L'intervista
Sempio e Chiara Poggi
Resta altissima l’attenzione mediatica sulle indagini sul delitto di Garlasco, l’omicidio di Chiara Poggi, avvenuto nell’agosto 2007 nella villetta di famiglia in provincia di Pavia. Un caso che continua a segnare la cronaca giudiziaria italiana e che oggi riporta al centro dell’attenzione il nome di Andrea Sempio, intervistato in esclusiva dal Tg1 attraverso l’inviato Giuseppe La Venia.
«Un anno fa il suo nome veniva iscritto nuovamente nel registro degli indagati per il delitto di Chiara Poggi. Lei allora a botta calda fece sapere tramite i suoi legali: Non c'entro nulla, sono innocente. Un anno dopo cosa dice?», chiede l’inviato.
«Lo ribadisco e in realtà io penso che le verifiche che hanno fatto finora, come ad esempio i risultati di incidente probatorio, che dimostrino sempre la stessa cosa, la versione che ho dato io l'altra volta».
«La Procura di Pavia potrebbe chiedere il processo per lei. È preoccupato o pensa che non ci siano prove nei suoi confronti?».

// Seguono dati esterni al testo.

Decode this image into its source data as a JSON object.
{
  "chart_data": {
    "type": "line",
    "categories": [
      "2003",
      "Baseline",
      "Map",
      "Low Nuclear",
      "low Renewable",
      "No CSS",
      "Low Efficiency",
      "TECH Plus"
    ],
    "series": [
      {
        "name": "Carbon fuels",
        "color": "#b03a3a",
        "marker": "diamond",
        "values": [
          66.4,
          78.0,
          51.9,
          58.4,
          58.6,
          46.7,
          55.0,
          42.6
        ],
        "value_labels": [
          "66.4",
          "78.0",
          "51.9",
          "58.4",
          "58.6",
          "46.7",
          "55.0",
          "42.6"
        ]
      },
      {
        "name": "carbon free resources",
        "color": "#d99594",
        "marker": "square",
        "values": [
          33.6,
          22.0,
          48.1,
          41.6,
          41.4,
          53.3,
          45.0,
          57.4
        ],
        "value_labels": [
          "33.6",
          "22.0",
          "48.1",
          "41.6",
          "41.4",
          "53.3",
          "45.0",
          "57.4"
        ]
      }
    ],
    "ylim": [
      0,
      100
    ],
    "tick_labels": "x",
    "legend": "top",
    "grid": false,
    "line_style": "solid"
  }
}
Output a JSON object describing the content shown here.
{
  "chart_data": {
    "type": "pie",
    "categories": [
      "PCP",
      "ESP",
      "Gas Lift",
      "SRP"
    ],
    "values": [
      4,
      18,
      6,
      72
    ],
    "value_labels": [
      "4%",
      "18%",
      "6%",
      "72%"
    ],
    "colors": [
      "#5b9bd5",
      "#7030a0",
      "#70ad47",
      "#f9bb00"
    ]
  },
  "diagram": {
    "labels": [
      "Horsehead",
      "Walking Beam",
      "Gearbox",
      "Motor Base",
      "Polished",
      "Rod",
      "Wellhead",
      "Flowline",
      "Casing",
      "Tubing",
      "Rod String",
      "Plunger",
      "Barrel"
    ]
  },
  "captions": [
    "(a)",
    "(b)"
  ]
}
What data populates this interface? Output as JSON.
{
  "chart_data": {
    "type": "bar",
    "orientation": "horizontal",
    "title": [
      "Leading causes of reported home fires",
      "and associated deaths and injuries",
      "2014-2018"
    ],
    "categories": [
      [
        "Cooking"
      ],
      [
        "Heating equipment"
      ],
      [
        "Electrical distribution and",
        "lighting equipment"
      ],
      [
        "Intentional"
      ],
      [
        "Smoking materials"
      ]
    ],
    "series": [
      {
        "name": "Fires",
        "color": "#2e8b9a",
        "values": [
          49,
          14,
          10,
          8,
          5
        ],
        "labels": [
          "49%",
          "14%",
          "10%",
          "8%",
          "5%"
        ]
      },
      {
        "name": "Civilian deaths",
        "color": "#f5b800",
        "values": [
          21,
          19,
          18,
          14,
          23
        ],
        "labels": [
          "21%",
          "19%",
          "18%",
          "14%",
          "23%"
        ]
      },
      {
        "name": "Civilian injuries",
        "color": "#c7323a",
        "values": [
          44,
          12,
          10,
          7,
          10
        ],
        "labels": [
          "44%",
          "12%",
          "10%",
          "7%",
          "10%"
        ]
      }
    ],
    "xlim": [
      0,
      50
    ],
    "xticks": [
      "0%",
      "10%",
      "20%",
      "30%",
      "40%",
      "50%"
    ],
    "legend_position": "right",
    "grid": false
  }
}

«Di sicuro non sono tranquillo perché comunque in una situazione del genere nessuno può dire di essere tranquillo. Che ci possa essere una richiesta di rinvio a giudizio è una cosa che abbiamo messo in conto, se ci sarà l'affronteremo. Anche perché la richiesta di rinvio a giudizio non è, appunto, la sicurezza che poi ci sarà un processo».
«Sa che in questi giorni e in queste settimane si stanno analizzando i computer di Chiara e di Alberto. In quel computer, quello di Chiara c'è anche un video suo con altri amici, tra cui il fratello. Com'è finito nel computer di Chiara? Si è dato una spiegazione?».
«Credo che ovviamente a metterlo su sul computer saremmo stati io e lui, perché ovviamente il video ce l'avevo io saremmo stati io e lui a metterlo».

La villetta di via Pascoli
«Su quel computer c'era anche un video intimo dei due fidanzati, di Chiara e Alberto. Una delle ipotesi che è circolata è che lei abbia potuto vedere quel video. E’ così o non l'ha mai visto?».
«No. No. Ho sentito anche questa cosa qua, ma no, non è una cosa che né io né credo nessuno dei miei amici che frequentava la casa e aveva accesso al computer ha mai visto».

«Ai genitori di Chiara, se li incontrasse, glielo direbbe: Non c'entro nulla visto che è chiamato in causa da questa indagine?».
«Non credo che avrei bisogno di dirglielo perché non credo ci sia il minimo sospetto, il minimo dubbio dalla loro parte».